I’ve narrowed this down to GCC or something that deals with the interpreter & its compilation. However, the compilation flags used for the nix Python and the Ubuntu Python are the same. Any guidance or insight into why the Python interpreter is slower with nix would be much appreciated.

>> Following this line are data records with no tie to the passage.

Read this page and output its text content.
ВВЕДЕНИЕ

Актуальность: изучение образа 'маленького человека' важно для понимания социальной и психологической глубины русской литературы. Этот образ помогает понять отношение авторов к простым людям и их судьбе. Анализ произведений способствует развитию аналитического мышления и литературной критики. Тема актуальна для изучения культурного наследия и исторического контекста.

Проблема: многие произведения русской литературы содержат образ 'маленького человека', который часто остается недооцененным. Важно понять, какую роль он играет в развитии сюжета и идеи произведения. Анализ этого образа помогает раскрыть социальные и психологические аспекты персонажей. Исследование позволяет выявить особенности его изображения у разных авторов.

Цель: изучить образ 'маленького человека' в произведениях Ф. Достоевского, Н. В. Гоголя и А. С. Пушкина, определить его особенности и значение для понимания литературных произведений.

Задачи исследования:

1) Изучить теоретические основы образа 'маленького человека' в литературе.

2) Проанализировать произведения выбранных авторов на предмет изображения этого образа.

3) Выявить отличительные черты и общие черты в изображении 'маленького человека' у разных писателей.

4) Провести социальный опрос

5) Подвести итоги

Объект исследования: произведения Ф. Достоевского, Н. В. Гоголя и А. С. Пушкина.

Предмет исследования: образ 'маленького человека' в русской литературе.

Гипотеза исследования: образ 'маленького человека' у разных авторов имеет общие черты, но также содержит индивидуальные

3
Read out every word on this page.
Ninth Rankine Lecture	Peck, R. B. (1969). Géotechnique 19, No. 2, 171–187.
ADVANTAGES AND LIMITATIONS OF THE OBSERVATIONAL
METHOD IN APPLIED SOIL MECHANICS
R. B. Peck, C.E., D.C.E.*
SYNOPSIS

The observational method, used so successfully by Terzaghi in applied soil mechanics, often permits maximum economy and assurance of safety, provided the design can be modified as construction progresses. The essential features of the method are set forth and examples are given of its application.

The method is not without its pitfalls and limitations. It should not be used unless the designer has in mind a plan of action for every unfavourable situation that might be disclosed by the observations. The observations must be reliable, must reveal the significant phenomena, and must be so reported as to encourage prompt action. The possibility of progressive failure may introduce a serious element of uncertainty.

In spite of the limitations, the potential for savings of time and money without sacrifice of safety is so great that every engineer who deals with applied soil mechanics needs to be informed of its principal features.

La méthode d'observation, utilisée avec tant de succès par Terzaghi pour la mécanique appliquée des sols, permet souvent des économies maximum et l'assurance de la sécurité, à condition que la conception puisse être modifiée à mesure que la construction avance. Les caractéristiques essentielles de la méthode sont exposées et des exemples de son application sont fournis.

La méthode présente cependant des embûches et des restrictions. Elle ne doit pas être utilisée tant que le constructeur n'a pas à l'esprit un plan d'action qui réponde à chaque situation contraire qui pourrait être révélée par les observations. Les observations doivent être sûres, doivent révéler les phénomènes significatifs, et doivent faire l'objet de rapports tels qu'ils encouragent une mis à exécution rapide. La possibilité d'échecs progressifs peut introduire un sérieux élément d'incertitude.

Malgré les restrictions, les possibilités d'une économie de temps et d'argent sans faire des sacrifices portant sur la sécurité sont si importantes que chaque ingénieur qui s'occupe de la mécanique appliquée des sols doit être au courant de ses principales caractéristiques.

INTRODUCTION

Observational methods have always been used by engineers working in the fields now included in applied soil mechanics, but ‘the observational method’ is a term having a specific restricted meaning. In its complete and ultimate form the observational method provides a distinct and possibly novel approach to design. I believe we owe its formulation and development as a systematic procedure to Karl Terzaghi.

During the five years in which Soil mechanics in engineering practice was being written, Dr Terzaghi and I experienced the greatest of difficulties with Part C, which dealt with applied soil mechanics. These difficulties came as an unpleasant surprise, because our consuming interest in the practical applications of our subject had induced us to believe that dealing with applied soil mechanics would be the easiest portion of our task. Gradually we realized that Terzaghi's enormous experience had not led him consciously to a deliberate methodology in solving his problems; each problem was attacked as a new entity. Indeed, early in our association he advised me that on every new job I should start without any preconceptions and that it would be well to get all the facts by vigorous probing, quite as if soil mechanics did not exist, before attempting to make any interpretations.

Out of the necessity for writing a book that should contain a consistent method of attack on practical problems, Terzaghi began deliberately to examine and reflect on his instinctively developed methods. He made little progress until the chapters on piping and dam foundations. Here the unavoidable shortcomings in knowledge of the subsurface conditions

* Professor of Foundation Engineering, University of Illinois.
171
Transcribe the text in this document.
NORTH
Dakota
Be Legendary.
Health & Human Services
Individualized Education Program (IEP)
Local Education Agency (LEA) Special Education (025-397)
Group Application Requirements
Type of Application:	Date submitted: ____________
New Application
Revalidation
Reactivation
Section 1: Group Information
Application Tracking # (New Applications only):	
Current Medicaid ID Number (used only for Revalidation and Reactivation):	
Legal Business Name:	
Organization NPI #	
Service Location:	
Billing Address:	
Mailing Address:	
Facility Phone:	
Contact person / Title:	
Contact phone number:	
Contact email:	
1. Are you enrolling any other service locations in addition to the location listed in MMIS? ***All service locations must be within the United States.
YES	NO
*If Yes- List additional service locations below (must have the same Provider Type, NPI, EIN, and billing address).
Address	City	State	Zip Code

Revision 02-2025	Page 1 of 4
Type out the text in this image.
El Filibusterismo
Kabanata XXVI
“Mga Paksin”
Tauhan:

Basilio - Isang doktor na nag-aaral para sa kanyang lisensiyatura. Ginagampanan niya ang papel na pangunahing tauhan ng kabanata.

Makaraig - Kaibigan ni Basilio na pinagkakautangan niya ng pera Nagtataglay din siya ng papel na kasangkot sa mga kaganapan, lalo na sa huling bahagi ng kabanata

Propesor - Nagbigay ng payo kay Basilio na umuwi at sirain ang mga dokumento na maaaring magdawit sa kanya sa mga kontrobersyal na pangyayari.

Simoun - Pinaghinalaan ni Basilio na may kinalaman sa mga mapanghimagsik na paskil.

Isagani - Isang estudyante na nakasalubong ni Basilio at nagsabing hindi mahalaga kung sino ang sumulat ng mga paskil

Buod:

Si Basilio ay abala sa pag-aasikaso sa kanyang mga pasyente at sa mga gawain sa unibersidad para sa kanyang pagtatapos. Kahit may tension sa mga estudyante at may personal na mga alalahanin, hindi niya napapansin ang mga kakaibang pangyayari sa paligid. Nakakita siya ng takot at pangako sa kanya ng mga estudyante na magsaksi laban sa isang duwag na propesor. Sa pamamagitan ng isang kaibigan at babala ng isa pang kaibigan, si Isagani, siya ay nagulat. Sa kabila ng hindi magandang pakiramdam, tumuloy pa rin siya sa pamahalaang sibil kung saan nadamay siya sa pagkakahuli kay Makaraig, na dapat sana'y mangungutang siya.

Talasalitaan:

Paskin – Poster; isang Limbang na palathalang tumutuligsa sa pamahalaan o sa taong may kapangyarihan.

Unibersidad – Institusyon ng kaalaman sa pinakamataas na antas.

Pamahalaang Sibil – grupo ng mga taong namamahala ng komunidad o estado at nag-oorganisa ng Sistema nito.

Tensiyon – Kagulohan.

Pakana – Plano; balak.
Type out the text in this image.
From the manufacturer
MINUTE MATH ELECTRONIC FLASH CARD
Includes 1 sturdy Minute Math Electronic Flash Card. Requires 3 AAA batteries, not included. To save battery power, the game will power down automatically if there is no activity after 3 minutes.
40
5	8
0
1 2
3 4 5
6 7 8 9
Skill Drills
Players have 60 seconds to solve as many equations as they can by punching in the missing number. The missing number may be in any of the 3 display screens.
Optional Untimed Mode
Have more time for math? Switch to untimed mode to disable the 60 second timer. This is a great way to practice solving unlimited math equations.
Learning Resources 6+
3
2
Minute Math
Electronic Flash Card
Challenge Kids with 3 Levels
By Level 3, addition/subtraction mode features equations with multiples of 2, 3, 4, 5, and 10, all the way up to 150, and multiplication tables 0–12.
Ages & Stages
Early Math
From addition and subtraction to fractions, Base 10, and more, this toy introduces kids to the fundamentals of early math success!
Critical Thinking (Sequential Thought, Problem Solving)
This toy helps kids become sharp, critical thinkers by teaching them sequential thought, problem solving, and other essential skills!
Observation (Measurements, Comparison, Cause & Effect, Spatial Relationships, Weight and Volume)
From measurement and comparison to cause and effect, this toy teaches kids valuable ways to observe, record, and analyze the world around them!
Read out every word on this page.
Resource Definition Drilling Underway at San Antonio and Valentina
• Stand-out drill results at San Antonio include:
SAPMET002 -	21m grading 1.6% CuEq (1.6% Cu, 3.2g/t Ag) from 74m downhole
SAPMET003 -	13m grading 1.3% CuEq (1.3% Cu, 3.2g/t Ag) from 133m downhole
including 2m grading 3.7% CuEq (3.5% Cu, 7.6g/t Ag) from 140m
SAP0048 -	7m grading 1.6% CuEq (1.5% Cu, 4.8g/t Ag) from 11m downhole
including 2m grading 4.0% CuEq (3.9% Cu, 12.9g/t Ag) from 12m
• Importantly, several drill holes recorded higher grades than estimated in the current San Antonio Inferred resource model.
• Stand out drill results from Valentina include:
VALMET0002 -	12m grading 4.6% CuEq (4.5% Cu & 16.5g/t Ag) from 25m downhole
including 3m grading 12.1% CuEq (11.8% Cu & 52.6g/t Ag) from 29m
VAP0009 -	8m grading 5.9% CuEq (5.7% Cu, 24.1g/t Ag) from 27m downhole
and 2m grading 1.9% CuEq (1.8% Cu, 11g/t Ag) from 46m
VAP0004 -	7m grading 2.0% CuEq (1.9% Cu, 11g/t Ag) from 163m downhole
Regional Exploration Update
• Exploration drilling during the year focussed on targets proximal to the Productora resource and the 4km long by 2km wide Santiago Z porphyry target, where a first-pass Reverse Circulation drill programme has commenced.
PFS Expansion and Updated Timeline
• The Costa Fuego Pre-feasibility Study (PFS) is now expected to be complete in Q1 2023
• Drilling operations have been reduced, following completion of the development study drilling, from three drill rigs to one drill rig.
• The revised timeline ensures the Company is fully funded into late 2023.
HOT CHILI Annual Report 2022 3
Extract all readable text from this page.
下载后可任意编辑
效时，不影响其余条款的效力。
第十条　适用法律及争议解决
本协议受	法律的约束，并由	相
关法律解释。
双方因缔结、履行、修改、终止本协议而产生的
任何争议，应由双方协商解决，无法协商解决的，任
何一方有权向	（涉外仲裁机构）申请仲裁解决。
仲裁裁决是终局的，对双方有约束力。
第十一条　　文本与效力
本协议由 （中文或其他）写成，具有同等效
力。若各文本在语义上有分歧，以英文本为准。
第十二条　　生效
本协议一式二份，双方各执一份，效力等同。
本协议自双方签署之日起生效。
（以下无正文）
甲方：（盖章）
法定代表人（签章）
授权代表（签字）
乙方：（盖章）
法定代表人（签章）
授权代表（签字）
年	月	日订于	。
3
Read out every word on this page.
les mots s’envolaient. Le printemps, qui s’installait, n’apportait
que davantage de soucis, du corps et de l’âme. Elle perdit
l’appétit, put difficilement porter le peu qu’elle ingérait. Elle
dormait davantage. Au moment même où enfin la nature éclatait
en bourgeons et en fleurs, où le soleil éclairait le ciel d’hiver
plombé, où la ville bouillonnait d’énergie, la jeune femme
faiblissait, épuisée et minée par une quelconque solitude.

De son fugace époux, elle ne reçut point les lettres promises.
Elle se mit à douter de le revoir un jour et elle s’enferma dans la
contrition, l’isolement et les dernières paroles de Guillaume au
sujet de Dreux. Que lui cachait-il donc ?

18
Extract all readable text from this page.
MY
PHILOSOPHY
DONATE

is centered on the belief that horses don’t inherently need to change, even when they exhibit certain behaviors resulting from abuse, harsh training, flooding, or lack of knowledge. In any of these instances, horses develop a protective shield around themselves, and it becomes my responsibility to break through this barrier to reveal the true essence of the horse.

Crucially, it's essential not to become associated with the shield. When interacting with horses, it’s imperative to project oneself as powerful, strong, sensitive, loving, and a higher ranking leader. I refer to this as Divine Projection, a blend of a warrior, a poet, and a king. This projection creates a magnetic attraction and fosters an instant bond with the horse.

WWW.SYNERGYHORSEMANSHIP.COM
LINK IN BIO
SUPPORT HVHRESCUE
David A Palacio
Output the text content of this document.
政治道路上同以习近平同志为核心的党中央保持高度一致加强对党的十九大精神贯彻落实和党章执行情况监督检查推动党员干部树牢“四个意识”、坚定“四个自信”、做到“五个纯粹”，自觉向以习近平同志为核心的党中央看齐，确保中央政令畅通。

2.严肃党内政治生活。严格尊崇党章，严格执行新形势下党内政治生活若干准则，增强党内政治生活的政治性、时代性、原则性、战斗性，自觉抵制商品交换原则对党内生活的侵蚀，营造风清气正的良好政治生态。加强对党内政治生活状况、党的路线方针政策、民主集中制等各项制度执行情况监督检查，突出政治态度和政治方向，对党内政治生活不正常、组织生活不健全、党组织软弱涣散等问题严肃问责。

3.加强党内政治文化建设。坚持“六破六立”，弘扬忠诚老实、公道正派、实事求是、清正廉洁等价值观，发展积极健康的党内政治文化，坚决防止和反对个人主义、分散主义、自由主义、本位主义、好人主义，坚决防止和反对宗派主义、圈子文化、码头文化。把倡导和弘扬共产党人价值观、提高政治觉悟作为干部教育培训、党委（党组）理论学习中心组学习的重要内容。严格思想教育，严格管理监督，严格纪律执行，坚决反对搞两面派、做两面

With a little benchmark script, we see the difference more clearly:
Python 3.8.0 (via apt-get) + Ubuntu 18.04 + GCC 7.5.0
7.592594s (oct)
1.802671s (iter str)
1.616609s (list str)
1.426657s (map)
1.073226s (gen 1000000)
11.625021s (gen 10000000)
1.694831s (small json dump)
0.945864s (small json load)
16.688743s (big json dump)
11.152032s (big json load)
0.357358s (small pickle dump)
0.384992s (small pickle load)
3.645764s (big pickle dump)
4.759644s (big pickle load)
Python 3.8.12 (via python38) + Nix 2.3.15 + Nixpkgs 21.11 + GCC 10.3.0
10.383724s (oct)
2.246434s (iter str)
2.022653s (list str)
1.788243s (map)
1.342692s (gen 1000000)
14.281956s (gen 10000000)
2.212560s (small json dump)
0.956572s (small json load)
21.813559s (big json dump)
11.343651s (big json load)
0.325251s (small pickle dump)
0.425216s (small pickle load)
3.472391s (big pickle dump)
5.079145s (big pickle load)
This benchmark script runs a bunch of tests in a loop for built-in modules; there are no 3rd party imports
yet.
To further isolate things; I even downloaded the official Python 3.8.13 source from python.org, and compiled it inside and outside a nix-shell. The results were the same, with the nix version being slower. This points to something with how nix compiles Python; and you can reproduce this on an Ubuntu client with, it’s the same benchmark as (oct) above:
mkdir /tmp/py38; cd /tmp/py38wget https://www.python.org/ftp/python/3.8.13/Python-3.8.13.tgztar -xvf Python-3.8.13.tgzcd Python-3.8.13./configure --enable-optimizationsmake -s -j./python -c "import timeit; print(timeit.Timer('for i in range(100): oct(i)', 'gc.enable()').repeat(5))"
On my machine with Intel® Xeon® Gold 5118 @ 2.30GHz; this results in about a 7.6-7.7s average.
Then running the same test on nix:
cd /tmp/py38/Python-3.8.13make cleannix-shell --pure -I nixpkgs=http://nixos.org/channels/nixos-21.11/nixexprs.tar.xz -p stdenv./configure --enable-optimizations./python -c "import timeit; print(timeit.Timer('for i in range(100): oct(i)', 'gc.enable()').repeat(5))"
The results will be around 10.4s on average when doing this inside nix-shell.
This all points to something below the Python layer, maybe how GCC is invoked. We don’t really understand why arithmetic operations are impacted this much; if both are compiled with all optimizations.
Thanks in advance, and if any info is needed / tests suggested, I’m happy to try!